8:33Bode velho, capim novo

por JamurJr

 

Na mocidade foi um verdadeiro atleta, forte, disposto, bom remador e namorador de muitos méritos. Trabalhava com o pai durante a semana num engenho de beneficiamento de arroz. No sábado costumava visitar uma namorada no fundo da baía. Remava várias horas para chegar ao porto onde era esperado pela amada. Quando o vento soprava a favor e a maré estava em regime de enchente, colocava uma vela que fazia a embarcação deslizar suave e mais rápido pelas águas tranquilas. Cumpria esse percurso toda a semana para ficar apenas algumas horas ao lado dela, sempre sob a vigilância permanente do pai.

 

O namoro, além de vigiado de perto, era programado e seguia um ritual que se repetia semanalmente. Todas as tentativas de fuga para o fundo do quintal ou para ver a cachoeira no rio que passava na propriedade eram frustradas com o olhar atento do pai. Um passeio nos arredores, sem pegar na mão, jantar com a família e retorno, remando mais um longo tempo até chegar na vila onde morava. Saía sempre na mesma hora para aproveitar a maré vazante e chegar mais cedo em casa.

 

Teve uma juventude saudável, animada por muitas namoradas, e finalmente um casamento que durou muitos anos e produziu uma família numerosa e unida.

 

Aos 92 anos de idade, viúvo, seu João vivia sozinho em sua pequena e humilde casa em Guaratuba. Apesar da idade, continuava a gostar de um bom namoro, especialmente com “umas gurias novas”. Pagava pela companhia feminina com presentes e algumas vezes com algum dinheiro. Recebia aposentadoria do governo e sabia dosar as despesas de maneira que não faltasse dinheiro para manter a despensa abastecida e as moças agradecidas.

 

Tinha duas de sua preferência, que freqüentemente estavam juntas para encontros meio secretos. Meio, porque os vizinhos percebiam a movimentação e o riso fácil das animadas moças.

 

Uma noite fizeram barulho excessivo. As moças beberam demais e resolveram dançar e promover uma grande bagunça na casa do velho remador. Um vizinho incomodado com as gargalhadas que revelavam uma grande farra, decidiu chamar a polícia. Dois policias militares, guiados pela determinação de cumprir a missão de prender, mesmo sem claramente qualificar o tipo de ocorrência, conduziram o alegre trio até a Delegacia de Polícia.

 

O delegado mandou que as duas moças entrassem em sua sala, onde estava o escrivão de plantão, e começou a fazer perguntas, iniciando pela identificação. Ambas tinham aparência de muito jovens e se comportavam de maneira estranha ao lado de um homem idoso.

 

– Quantos anos você tem, moça?

– Tenho 25.

– E você?

– Eu, 26.

– As duas estão sendo acusadas de estar promovendo orgia sexual com perturbação do sossego dos vizinhos. Sabem?

-Sei, não, doutor.

– Pois fique sabendo que por causa disso todos vocês vão passar a noite no xadrez.

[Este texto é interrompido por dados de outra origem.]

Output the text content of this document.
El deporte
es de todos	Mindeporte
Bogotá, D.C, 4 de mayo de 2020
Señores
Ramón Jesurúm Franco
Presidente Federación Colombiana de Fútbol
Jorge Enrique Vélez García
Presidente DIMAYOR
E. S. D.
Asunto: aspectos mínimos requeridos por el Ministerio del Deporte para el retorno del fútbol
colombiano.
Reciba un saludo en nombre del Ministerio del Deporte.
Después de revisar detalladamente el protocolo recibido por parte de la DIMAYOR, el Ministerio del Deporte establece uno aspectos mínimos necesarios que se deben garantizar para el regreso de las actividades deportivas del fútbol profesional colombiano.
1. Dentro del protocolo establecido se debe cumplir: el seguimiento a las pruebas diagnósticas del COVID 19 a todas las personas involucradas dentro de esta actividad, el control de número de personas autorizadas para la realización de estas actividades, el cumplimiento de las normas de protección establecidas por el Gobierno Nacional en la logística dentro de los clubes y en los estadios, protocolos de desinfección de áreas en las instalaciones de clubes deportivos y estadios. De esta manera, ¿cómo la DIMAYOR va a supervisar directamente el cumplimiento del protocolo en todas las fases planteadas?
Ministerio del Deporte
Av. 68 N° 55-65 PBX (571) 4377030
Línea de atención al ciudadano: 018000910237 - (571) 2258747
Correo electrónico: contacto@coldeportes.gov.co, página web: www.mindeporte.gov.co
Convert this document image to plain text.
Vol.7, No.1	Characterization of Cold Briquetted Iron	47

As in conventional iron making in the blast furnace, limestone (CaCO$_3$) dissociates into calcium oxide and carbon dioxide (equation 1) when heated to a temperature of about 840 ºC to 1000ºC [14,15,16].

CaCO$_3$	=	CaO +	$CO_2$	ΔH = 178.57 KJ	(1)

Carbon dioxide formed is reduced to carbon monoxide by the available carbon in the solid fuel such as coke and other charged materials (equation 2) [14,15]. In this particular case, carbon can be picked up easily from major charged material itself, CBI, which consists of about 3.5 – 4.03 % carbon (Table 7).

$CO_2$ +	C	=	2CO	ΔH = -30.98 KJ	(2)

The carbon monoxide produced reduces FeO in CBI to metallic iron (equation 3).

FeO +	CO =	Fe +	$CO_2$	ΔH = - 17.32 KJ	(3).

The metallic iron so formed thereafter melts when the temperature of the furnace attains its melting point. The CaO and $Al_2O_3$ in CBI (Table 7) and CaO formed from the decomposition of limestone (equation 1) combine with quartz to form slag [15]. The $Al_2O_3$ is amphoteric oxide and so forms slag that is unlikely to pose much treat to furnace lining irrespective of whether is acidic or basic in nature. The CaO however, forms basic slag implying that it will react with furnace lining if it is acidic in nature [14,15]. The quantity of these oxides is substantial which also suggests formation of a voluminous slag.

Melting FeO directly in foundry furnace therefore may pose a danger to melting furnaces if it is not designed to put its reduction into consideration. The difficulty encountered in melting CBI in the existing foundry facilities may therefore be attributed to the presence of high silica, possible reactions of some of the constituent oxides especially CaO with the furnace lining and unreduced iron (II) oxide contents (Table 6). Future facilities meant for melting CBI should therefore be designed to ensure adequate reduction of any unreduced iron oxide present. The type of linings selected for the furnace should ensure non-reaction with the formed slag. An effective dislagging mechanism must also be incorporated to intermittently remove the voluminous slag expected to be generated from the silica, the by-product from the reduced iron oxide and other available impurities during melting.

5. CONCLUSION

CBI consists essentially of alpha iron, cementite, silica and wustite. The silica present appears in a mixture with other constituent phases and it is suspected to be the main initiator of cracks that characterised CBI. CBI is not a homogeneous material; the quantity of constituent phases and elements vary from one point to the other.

– Que é isso, doutor! A gente só estava se divertindo um pouquinho.

 

Na continuidade o delegado chamou o homem. O experiente policial ficou com cara de quem encontra um fantasma, ao ver o acusado à sua frente. Durante algum tempo permaneceu olhando incrédulo para aquela figura pequena, com um leve sorriso animando um rosto marcado por rugas e pequenas manchas que o tempo plantou. Era baixo, meio encurvado, olhar líquido, braços finos. Na cabeça, um boné velho, lembrança da última campanha para vereador na cidade. Vestia bermudão e camisa regata, deixando a mostra os sinais do tempo.

 

– Seu nome, cidadão?

– Me chamo João, mas sou conhecido como Jango.

-Qual é sua idade?

– Eu, tenho 92 anos.

– Com essa idade e fazendo farra com duas mocinhas?

– Não era farra, não, doutor delegado. A gente estava um pouco alegre antes de chegar nos finalmente.

– Que finalmente é esse?

– O senhor sabe, né? Quem é que não gosta?

– O senhor pode sair. Escrivão rasgue o BO e vamos soltar todos eles. Isso não é caso de prisão, é caso de homenagem.